Não era minha intenção voltar aos textos do último
Avante!, mas um
mail de um amigo, recebido às 2:25 desta madrugada, levou-me a fazê-lo porque acabou por substituir algumas horas de sono por outras tantas de reflexão.
Ex-comunista mais do que convicto, ficou «irritado» com o que aqui escrevi nos últimos dias, não por eu ter atacado o partido mas por tê-lo feito com «flores» em vez de «tijolos», ao mostrar-me surpreendida mas não suficientemente indignada. Identifica como provável motivo o facto de eu nunca ter estado «lá dentro» e tem razão, pelo menos parcialmente.
De facto: nunca pertenci ao PCP nem a qualquer outro partido marxista-leninista, o meu primeiro contacto com o marxismo foi nos bancos da faculdade (na Bélgica, evidentemente…) e ele só me atingiu vitalmente já bem digerido pelas experiências da América Latina. Mas mais tarde aproximou-se: fui casada durante quase trinta anos com um ex-funcionário clandestino, ex-preso que depois de uma interrupção de alguns anos voltou a «alistar-se» e, se alguém um dia encontrar rastos da minha conta bancária nos arquivos, confirmo que era dela que saía o pagamento das quotas. Li muito e eu e as paredes desta casa assistimos a centenas (milhares?) de horas de discussões teóricas e práticas, sei quinhentas histórias da vida interna do partido, conheci pessoalmente alguns dos seus míticos dirigentes históricos e, como tantos outros, nunca esquecerei o olhar do Pires Jorge.
Tudo isto contribuiu para que haja em mim um distanciamento que nunca perdi, simultaneamente com uma incapacidade de «ódio». Os meus «amanhãs que cantam» nunca passaram por Outubro, Bíblia para mim só houve a do Saramago, nunca a substituí por outra e há décadas que vivo bem assim. Acredito utopicamente que o capitalismo em que vivemos não é certamente o fim da história e que algo de muito melhor acontecerá um dia, mas que isso resultará positivamente de todo o progresso da humanidade e não privilegiadamente do que se pensou e passou, algures a Leste, num afinal curtíssimo período da História.
Por tudo isto, quando leio no Editorial do
Avante! de ontem que alguns continuam «…a assumir inequivocamente que as raízes essenciais do projecto de sociedade pelo qual lutam em Portugal se situam nos valores, nos princípios e nos
êxitos da Revolução de Outubro» ou «que o futuro da humanidade está (…) nesse socialismo que a Revolução de Outubro
nos mostrou ser possível» (os realces são meus), encolho os ombros porque me parecem pouco mais do que
boutades, como algumas frases anarquistas ou certos slogans do PREC.

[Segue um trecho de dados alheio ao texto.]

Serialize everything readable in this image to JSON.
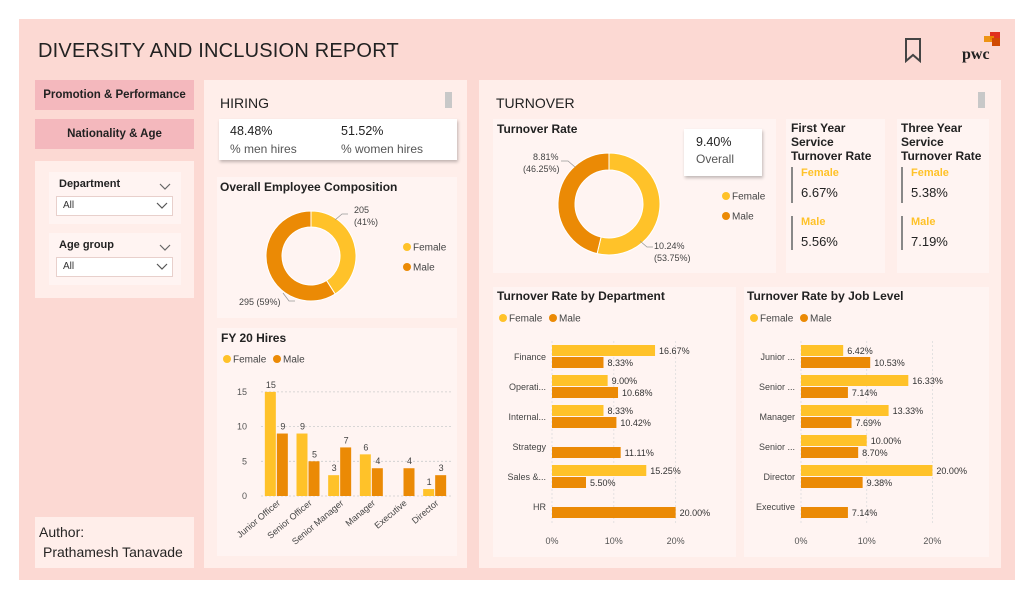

Isto nada retira ao reconhecimento da importância que os comunistas tiveram no mundo e em Portugal, nem ao mérito dos que ainda acreditam que por ele devem continuar a lutar. Mas pouco tenho a ver com tudo isso, a não ser no plano do diálogo com alguns, que julgo conseguir manter pelo menos até certo grau. Pelas mesmas razões, se me irrito quando vejo defesas do indefensável, não tenho motivação suficiente para guerras violentas – e assim regresso ao motivo deste texto –, também porque, sinceramente, não creio que a Quinta da Atalaia venha alguma vez a ser transformada num enorme e «aggiornado» Gulag.